Tragically, 66 pedestrians have lost their lives on South Australian roads in the past five years according to police records, prompting an RAA plea for all road users to be vigilant and help reduce road trauma.
Despite their vulnerability, latest police figures show 3321 pedestrians were fined more than $380,000 for stepping out of line and another 4393 received a caution between 2016 and 2020.
During the same time, 19,478 motorists were caught on fixed safety cameras and fined more than $10 million for running red lights at pedestrian crossings.
RAA road safety spokesman Charles Mountain said road users ran a greater risk than a fine if they flout the rules.
Sadly already two more pedestrians have lost their lives this year.
“All road users – pedestrians and drivers – have a responsibility to look out for each other and ensure everyone arrives at their destination safely,’’ he said.
‘So if you’re a pedestrian, please be mindful of the road environment and only cross where its safe and motorists, slow down and watch out for pedestrians, particularly when driving near popular venues.’’

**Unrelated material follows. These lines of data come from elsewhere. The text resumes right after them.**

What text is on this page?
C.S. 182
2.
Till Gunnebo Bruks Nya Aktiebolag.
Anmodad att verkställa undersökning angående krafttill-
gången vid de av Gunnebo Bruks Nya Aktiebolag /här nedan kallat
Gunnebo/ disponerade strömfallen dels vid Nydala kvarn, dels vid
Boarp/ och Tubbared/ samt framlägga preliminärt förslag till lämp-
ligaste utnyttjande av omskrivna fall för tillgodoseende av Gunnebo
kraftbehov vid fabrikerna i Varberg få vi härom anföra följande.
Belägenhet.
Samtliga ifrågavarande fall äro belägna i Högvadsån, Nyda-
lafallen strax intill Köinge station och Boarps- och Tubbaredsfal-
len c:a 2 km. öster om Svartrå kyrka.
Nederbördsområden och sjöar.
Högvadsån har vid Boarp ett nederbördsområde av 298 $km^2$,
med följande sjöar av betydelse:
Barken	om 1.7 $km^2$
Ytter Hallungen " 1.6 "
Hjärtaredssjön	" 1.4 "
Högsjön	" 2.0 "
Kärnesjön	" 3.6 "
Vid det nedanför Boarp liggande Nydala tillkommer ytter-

Mr Mountain said previous RAA research of pedestrian casualty crashes showed among the most dangerous locations were the Hindley and Hutt Street entertainment strips, the northern end of King William Street, outside the Adelaide Railway station and the public transport bus corridor of Currie and Grenfell streets.
“Many pedestrian collisions are in and around the city centre, where we have large pedestrian numbers and people are often not crossing at the designated location,’’ he said.
“According to police records, many pedestrian fines and cautions were also issued between 10pm Saturday night and 1am Sunday morning.’’
Mr Mountain warned road users of the dangers of distraction caused by electronic devices, including mobiles phones, and the prevalence of e-scooter riders.
“This is particularly important to remember during the festivities, as many more people are out and about and attending events, which often involve alcohol,” he said.
“E-scooter riders need to remember they must wear helmets and give way to pedestrians, and are restricted to footpaths while also being restricted to the same alcohol limits as motorists’’.